授業時間四十五分間不在でだれも気付かないというのも凄いが、四十五分間両腿が攣っていて動けないというのも凄い。B組のやつから、この話を聞かされた士郎は、こんなやつに日本の平和を任せて大丈夫なのかと、そっちの方が心配になった。
「だがな、赤穂」わずか数秒で立ち直った黒田は反撃に出る。この男、防御は穴だらけだが、そのぶん打たれ強い。「おまえは、稽古しなさすぎだ。武芸者たるもの、一に鍛錬、二に鍛錬だ。日々怠ることない鍛錬があってこそ、初めて得られる強さがある」
「へっ、なにが鍛錬だよ。武芸もゲームも、所詮はノリとセンスさ。磨くべきは筋力じゃないぜ。一瞬の判断を誤らない研ぎ澄まされた戦闘感覚さ。おれはこうして一見ゲーム雑誌ばっか読みふけっているように見えてだな、実は頭の中で絶えず戦闘のイメージトレーニングを欠かしてはいないのだよ、黒田くん」
「センスとイメージで指先は動いても、身体全部は反応できないんじゃないのか?」
「ふん、そんなことあるかないか、次の妖怪退治のときに実技で証明して見せるさ」
「セイッ!」黒田は士郎に背中を向けると再び木刀を振りだした。後ろで束ねた黒田の長髪が、馬の尻尾のように揺れている。
「だから、部室で素振りすんなっての!」士郎は一瞬あのサムライ気取りのちょん髷を思いっきり引っ張ってやろうとか妄想する。
もう一度怒鳴ったあたりで、部室のドアが勢いよく開いた。これくらい躊躇なくドアを開くのは、ぜったい度胸があるやつだなと思っていると、案の定、入ってきたのは桃山あづち。今日はいつになく機嫌が良さそうだった。

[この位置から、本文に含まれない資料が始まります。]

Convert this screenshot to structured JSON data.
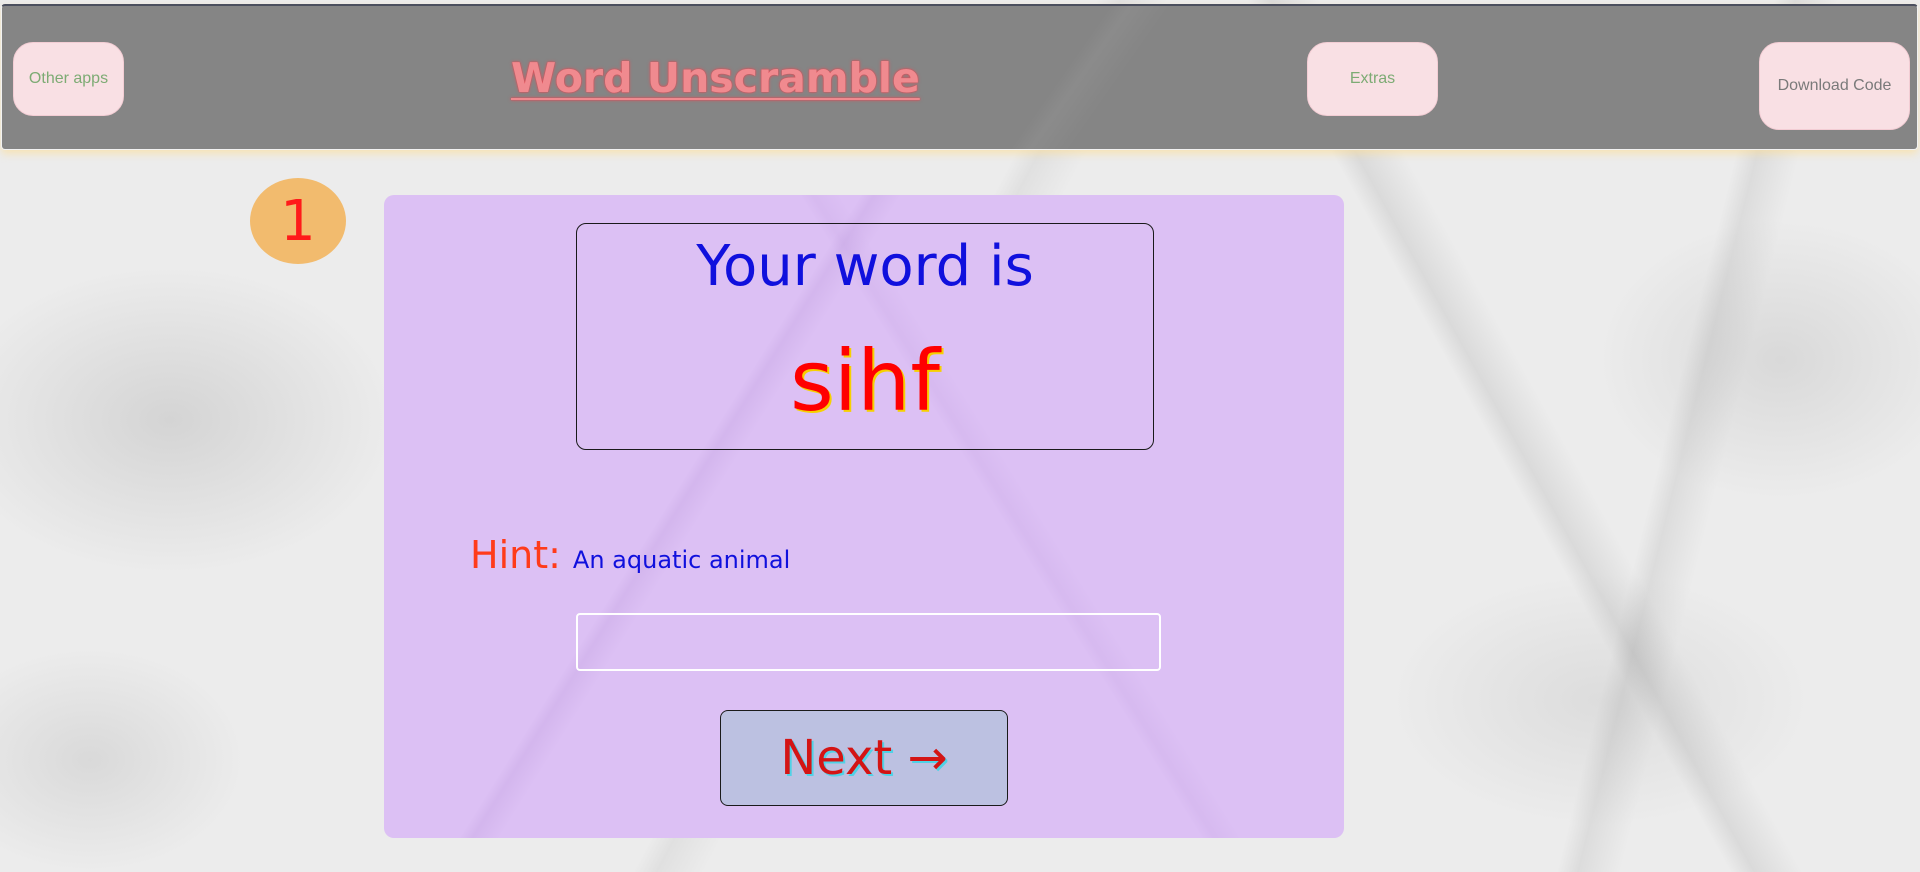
{
  "header": {
    "title": "Word Unscramble",
    "other_apps_label": "Other apps",
    "extras_label": "Extras",
    "download_label": "Download Code"
  },
  "game": {
    "question_number": "1",
    "word_label": "Your word is",
    "scrambled_word": "sihf",
    "hint_label": "Hint:",
    "hint_text": "An aquatic animal",
    "answer_value": "",
    "next_label": "Next →"
  },
  "colors": {
    "header_bg": "#858585",
    "button_bg": "#f9e0e4",
    "card_bg": "#dcc0f4",
    "counter_bg": "#f2bb6e",
    "word_label": "#1010dd",
    "scrambled_word": "#ff0000",
    "hint_label": "#ff3b1a",
    "next_button_bg": "#bcc1e1"
  }
}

「みんな、新しいメンバーを紹介するわよ」大きな声で宣言する。
「新しいメンバー?」士郎は眉をしかめた。「それって、古武道研究会のメンバー?」
「そうよ」当然でしょという顔でうなずいて、あづち姫は廊下で待っている新メンバーを手で招く。「入って。みんないるから。ほら、早く。怖くないから」
あづち姫に促されて、背の低い女生徒がおずおずと戸口に姿を現す。黒縁眼鏡に衿までの黒髪、肩から学校指定のカバンをかけて両手で押さえている。地味で目立たない、校則に則った容姿。
「あれ?」士郎は首を傾げた。「水戸さん?」
同じA組の水戸さんである。
「ども」首をすくめるように挨拶する。
水戸さんはクラスでも目立たない女子で、仲の良い友達もいない。勉強は普通、運動はダメ、性格はおとなしく、顔はそばかすが浮いていて中の上。
「水戸さんはね、こう見えて、古武道経験者なのよ」あづち姫が自慢げに両手を広げる。
「ええー、そうなんだ」士郎は素直に驚いた。それで、古武研へ入るんだ。「で、水戸さん、古武道って、なにやってたの。もしかして弓とか?」
「居合を少々」滅多に聞けない水戸さんの声が聞けた。案外低く、張りがある。
「居合かぁ」居合とは抜刀術のことだ。格闘ゲームでは、刀を収めた状態から抜き放つ一刀は威力がでかいと相場が決まっているが、現実では斬り合いの最中に刀をわざわざ鞘に納めたりはするまい。とすると、居合って実戦ではどう使うんだろう? あれってふいに襲われたときの対処技じゃないのか? 「居合ねえ」ちょっと尻すぼみに首を傾げてしまう士郎。
あづち姫は水戸さんの背後に回り、外の廊下に人がいないのを確認すると、ぴっちりとドアを閉めて、再び宣言した。